『パターソン』と丁寧な暮らし

先日、オンライン読書会に『暮しの手帖』を持ってきた人がいて、その斬新なチョイスに心を打たれました。

読書会はみんな「今まで読めていなかった名著を読むぞ」と意気込むので、学術書や厚めの小説が揃いがちななか、『暮しの手帖』は異彩を放っていた。

その人が「こういう丁寧な暮らしを見るのが好きなんですよね。手芸とか、インテリアとか。見ても何もしないんですけど」と言っていた。
すごく共感した。

人の暮らしを覗き見るのが好きだ。

住宅街を散歩していて、アパートの窓辺の柵に小さな植木鉢が並んでいるのを見つけたりすると、きゅんときます。

近所に、室外機が雨に濡れないよう、犬小屋ならぬ室外機小屋を建てている家があって、絵本に出てきそうなグリーンのその小屋を見るたびにいいなと思う。

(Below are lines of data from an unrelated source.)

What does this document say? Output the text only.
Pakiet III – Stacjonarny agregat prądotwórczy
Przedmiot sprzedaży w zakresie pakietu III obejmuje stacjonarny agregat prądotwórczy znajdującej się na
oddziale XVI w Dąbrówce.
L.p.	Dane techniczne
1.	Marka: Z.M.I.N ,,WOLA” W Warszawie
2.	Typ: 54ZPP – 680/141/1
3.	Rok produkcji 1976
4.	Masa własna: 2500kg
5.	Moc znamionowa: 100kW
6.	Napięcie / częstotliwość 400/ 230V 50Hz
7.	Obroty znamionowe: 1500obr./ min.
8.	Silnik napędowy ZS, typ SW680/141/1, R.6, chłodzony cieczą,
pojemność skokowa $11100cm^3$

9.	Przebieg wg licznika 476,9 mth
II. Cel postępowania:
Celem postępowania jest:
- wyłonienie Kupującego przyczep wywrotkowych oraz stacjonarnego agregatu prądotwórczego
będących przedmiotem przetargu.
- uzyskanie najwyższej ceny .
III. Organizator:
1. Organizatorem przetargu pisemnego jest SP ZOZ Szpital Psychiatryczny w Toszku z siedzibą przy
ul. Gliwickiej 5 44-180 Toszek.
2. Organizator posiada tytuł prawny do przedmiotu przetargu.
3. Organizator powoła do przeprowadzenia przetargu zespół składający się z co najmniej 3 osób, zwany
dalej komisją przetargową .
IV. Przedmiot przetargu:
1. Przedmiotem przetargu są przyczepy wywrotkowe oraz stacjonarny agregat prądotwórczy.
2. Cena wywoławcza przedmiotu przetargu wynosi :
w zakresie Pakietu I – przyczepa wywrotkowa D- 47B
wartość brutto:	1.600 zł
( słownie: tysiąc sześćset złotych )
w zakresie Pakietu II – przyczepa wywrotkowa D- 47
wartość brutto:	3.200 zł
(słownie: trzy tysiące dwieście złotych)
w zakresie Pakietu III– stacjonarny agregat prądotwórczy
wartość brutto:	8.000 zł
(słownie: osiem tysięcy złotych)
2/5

「あ、この家のポストDIYしてる。しかも白い木箱だけど、投入口だけ赤く塗ってある」

そういう人の生活に垣間見える、ちょっとしたこだわりを見つけるのが好きです。

映画でいうと、『パターソン』がその感覚に近いかもしれません。

この映画は本当に何も起きない、“暮らし”の映画です。

月曜日、火曜日、水曜日……と同じような、ちょっと違うような日々が続いて、また月曜になる。
それだけなのに、不思議と愛おしくてたまらないのです。

しかも、『スター・ウォーズ』シリーズではバリバリの悪役を演じているアダム・ドライバーが主演なので、そのギャップがさらに主人公をかわいく見せます。

これを読んでくださっているあなた。
もしほかにも、こういう暮らし系(?)の映画をご存じだったら、ぜひ教えてください。